In a recent California Court of Appeals decision, Avery v. Integrated Healthcare, Inc. (7/23/13) the 4th Appellate District, Division 3 affirmed a trial Court ruling denying defendant's motion to compel arbitration.
The rationale from their ruling stemmed from the fact that “[Defendant] Integrated failed to establish Plaintiff agreed to the specific arbitration agreement Integrated submitted to the trial court.” Therefore, in the agreement sought to be enforced, there was no evidence that the plaintiff had actually agreed to it.
The Court emphasized that “Arbitration is therefore, a matter of contract.” As such, the Court opined that a trial Court's first task when presented with a petition to compel arbitration is to determine if, in fact, an arbitration agreement exists.

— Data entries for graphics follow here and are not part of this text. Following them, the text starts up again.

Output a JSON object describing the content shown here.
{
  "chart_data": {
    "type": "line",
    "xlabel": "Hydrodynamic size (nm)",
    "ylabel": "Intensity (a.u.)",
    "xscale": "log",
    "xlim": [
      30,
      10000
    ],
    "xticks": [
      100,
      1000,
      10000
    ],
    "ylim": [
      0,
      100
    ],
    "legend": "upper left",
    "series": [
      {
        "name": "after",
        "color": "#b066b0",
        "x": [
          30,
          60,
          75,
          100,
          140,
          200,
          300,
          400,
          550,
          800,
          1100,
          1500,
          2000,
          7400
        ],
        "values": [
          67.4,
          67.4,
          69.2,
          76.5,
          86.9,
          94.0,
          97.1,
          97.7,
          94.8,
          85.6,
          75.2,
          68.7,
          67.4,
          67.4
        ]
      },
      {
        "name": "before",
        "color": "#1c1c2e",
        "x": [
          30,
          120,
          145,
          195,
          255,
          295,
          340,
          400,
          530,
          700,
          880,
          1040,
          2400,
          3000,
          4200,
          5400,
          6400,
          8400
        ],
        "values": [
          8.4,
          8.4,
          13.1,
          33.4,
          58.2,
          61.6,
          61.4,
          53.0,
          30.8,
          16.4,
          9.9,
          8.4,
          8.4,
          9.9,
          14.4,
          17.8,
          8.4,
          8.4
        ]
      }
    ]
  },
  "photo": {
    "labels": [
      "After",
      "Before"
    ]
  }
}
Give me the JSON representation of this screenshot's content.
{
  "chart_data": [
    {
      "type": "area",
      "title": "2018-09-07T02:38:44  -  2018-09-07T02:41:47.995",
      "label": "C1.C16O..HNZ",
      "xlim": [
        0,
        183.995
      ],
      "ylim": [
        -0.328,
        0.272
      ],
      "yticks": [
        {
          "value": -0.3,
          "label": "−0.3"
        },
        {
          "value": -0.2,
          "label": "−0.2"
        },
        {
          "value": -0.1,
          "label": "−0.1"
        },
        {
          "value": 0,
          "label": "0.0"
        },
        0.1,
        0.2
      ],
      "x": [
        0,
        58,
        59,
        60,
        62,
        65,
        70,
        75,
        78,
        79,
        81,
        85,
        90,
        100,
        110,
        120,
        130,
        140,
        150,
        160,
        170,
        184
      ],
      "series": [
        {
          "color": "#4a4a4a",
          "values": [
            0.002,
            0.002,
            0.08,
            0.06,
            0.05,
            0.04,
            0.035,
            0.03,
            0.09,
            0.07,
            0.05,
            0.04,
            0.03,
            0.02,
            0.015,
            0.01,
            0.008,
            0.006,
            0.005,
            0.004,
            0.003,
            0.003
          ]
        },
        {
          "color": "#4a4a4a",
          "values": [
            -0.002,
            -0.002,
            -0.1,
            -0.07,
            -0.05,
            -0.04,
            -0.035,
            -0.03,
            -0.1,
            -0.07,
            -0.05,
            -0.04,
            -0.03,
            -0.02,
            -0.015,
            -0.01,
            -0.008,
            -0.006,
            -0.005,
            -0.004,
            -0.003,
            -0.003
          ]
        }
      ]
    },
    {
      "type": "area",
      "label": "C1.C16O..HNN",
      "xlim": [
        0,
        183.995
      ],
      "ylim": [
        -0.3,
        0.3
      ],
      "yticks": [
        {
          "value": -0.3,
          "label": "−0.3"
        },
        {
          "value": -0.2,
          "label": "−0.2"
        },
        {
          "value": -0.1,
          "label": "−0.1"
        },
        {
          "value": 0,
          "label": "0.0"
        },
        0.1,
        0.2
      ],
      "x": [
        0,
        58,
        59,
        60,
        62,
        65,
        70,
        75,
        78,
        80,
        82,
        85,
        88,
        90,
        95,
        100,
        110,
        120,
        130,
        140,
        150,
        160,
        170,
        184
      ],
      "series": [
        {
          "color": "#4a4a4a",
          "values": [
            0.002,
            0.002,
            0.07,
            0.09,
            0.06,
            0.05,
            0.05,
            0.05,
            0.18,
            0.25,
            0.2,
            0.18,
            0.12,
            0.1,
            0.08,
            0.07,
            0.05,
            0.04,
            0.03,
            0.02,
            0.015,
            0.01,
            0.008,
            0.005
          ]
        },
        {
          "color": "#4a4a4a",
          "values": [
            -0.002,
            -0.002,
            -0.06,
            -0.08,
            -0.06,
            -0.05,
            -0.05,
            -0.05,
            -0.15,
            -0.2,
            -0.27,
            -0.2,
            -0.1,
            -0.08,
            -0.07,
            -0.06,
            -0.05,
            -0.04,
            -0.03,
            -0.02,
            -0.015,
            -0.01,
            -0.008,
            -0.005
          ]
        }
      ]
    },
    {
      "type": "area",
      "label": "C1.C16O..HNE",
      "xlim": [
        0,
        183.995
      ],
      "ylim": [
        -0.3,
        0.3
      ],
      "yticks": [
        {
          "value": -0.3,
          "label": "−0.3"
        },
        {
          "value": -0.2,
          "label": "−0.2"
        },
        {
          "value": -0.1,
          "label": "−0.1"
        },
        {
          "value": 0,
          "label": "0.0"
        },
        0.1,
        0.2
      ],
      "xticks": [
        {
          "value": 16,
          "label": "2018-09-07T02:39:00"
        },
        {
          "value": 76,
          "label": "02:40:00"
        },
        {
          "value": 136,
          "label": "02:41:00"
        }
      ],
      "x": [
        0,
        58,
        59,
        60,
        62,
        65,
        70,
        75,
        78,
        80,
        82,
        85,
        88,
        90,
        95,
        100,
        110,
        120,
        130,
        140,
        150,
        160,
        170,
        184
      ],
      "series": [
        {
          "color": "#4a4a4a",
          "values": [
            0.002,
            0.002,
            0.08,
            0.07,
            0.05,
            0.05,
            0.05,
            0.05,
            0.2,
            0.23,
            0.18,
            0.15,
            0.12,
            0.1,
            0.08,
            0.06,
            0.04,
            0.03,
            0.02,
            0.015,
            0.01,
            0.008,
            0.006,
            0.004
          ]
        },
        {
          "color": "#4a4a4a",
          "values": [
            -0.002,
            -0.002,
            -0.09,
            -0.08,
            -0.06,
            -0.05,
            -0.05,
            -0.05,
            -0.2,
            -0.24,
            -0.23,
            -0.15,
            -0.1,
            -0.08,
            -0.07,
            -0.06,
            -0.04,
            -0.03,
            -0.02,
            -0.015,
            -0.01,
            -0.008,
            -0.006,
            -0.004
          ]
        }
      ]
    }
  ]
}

The Court's opinion addressed two factual issues that are relevant to various disputes. One, the Court addressed the timing or agreements in concluding that where there are one or more arbitration agreements, the last agreement does not dominate the field and retroactively cover all disputes. Rather, an arbitration agreement cannot apply to claims that occurred prior to its existence.
This is very important today where numerous employers are rolling out new arbitration agreements. To the extent a defendant has an arbitration agreement that is less than four (4) years old, Averyshould prove useful in undermining the agreement for the time period prior to its signature.
The second issue the Court addressed is much more fact intensive. The plaintiff in Avery failed to sign an acknowledgement of the employee handbook. The employer could not establish that the plaintiff had received or was aware of defendant's arbitration policy. While the Court did not rule out the possibility of an implied agreement if defendant could show that plaintiff was aware of the policy, here the facts presented no meeting of the minds and therefore no agreement was formed.
Thus, Avery could prove useful if the agreement is not explicit in what the parties are agreeing upon or if acknowledgment forms don't make clear what agreement applies. Contract formation may be one of the only defenses to arbitration that won't be obliterated by the FAA so cases like Avery can be very useful in the right setting.